インタビュー
» 2014年06月04日 07時30分 UPDATE

仕事をしたら“味”を分析できるようになった:コンビニコーヒーの味に違いはあるの? 科学的に分析した (4/6)

[土肥義則,Business Media 誠]

コンビニコーヒーの味

鈴木: 次に下のマップを見ていただけますか。スタバとドトールは真逆に位置していることが分かりましたが、今度は青色と黄色の丸で囲っているコーヒーはどこなのか当てていただけますか? この2つのコーヒーは「あっさりしていて、苦味がある」のが特徴ですね。

yd_coffee4.jpg

土肥: 残っているのは、セブン、ローソン、マクドナルド、ミスドですよね。この4つの中で、最も苦味を感じるのはローソンのコーヒーだと思うんですよ。でも、同じカテゴリーの中にあるもうひとつが分からないなあ……マクドナルドかな?

鈴木: 青色で示しているのはローソンのコーヒーなので正解。しかし黄色はマクドナルドではなく、セブンですね。

 苦味の数値をみると、ローソンの3.02に対して、セブンは2.85なので、その差は0.17しかありません。この数値が0.2以上あると、95%の人がコーヒーを飲んで「これはローソン」「これはセブン」と当てることができるんですよ。ただ、両社の差は0.17しかないので、飲み比べて当てることができるのは85〜90%ほどに下がります。

土肥: とはいえ、9割ほどの人は当てることができるんですよね。かなり違いはあると思うのですが……。

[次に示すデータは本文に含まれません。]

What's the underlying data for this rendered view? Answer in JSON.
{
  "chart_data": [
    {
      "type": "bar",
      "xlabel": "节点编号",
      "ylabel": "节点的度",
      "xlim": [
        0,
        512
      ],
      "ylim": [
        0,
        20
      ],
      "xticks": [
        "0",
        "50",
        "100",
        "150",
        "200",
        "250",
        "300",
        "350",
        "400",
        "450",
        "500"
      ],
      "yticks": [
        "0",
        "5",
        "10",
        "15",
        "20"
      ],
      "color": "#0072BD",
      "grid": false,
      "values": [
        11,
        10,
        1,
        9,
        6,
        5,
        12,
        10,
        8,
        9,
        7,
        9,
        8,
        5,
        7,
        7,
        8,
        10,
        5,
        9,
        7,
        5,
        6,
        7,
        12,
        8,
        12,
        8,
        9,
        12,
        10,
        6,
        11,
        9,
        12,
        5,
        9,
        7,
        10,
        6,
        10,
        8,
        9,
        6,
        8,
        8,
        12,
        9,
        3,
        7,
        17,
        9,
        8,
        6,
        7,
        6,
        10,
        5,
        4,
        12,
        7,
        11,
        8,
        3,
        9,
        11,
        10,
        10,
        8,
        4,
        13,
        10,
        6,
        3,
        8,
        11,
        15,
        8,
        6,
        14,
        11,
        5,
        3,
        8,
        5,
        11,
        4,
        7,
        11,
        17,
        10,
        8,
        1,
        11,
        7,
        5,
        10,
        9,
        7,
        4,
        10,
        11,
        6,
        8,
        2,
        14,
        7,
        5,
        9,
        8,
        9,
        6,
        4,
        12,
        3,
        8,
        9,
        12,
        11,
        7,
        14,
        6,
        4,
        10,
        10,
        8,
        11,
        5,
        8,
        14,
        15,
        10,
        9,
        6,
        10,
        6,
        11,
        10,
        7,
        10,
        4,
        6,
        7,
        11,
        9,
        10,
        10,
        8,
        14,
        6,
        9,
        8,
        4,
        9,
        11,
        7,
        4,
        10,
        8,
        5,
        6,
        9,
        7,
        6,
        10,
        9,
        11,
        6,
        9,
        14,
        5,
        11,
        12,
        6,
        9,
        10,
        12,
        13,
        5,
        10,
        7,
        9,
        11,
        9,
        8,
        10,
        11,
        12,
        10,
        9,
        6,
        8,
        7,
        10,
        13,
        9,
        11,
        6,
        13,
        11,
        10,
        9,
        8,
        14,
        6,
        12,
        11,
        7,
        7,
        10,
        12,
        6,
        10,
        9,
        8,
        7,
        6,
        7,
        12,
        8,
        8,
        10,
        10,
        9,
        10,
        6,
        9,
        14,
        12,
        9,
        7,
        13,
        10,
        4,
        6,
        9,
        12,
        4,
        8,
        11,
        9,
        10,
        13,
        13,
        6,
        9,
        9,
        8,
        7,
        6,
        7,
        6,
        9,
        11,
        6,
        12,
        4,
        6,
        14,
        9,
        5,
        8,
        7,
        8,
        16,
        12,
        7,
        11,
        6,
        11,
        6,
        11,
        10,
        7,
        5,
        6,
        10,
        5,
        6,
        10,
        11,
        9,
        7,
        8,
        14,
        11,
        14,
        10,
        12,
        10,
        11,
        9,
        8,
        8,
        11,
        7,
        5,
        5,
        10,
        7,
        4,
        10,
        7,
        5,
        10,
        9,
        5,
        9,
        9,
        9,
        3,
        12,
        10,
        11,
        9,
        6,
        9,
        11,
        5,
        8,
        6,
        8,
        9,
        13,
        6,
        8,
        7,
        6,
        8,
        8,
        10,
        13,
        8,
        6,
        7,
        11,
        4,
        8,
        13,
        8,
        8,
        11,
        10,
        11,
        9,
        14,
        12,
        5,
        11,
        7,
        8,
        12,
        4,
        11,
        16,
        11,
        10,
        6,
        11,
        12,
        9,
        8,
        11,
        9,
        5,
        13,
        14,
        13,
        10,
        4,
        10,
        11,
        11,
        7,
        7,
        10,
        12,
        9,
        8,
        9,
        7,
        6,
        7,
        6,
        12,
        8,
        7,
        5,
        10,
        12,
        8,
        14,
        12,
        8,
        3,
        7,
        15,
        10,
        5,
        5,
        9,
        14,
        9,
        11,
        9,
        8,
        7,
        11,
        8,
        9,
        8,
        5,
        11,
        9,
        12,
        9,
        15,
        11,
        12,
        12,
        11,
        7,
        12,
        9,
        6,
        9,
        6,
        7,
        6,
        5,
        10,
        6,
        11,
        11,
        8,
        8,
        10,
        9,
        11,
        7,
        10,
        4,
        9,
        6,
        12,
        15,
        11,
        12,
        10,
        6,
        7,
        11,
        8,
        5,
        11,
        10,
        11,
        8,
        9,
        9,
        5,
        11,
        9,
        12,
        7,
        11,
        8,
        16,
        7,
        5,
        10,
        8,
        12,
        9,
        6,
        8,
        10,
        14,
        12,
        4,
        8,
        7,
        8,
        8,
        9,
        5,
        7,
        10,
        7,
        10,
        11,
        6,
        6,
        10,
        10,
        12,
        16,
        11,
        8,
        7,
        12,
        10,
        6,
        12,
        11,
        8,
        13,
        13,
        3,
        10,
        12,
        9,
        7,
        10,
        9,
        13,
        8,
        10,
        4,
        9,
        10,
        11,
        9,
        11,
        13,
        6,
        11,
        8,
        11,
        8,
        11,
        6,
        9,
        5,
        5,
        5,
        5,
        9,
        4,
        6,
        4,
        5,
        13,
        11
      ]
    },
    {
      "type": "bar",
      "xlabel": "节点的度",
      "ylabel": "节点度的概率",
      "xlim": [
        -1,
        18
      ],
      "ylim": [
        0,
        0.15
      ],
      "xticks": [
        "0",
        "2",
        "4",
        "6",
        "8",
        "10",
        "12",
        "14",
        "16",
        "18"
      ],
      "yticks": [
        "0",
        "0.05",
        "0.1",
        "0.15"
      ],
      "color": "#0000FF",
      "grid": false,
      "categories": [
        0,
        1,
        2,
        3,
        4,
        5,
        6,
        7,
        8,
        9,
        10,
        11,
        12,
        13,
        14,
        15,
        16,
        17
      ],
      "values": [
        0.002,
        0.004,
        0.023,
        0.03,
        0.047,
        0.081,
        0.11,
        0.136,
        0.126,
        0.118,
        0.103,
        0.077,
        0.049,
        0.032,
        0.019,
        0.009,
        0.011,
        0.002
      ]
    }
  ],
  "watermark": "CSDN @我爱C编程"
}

鈴木: 解釈によって分かれるところなのですが、私たちとしては0.2以上の差がなければ「有意差はない」とみています。つまり、「セブンとローソンのコーヒーの味はよく似ている」という意味ですね。

 また、このマップから言えることなのですが、コンビニで求められるコーヒーというのは「あっさり・苦味型」なのかと。先ほどのスタバとドトールは違いがハッキリしていましたが、セブンとローソンのコーヒーは同じゾーン。ということは同じ土俵で戦っていると言えますね。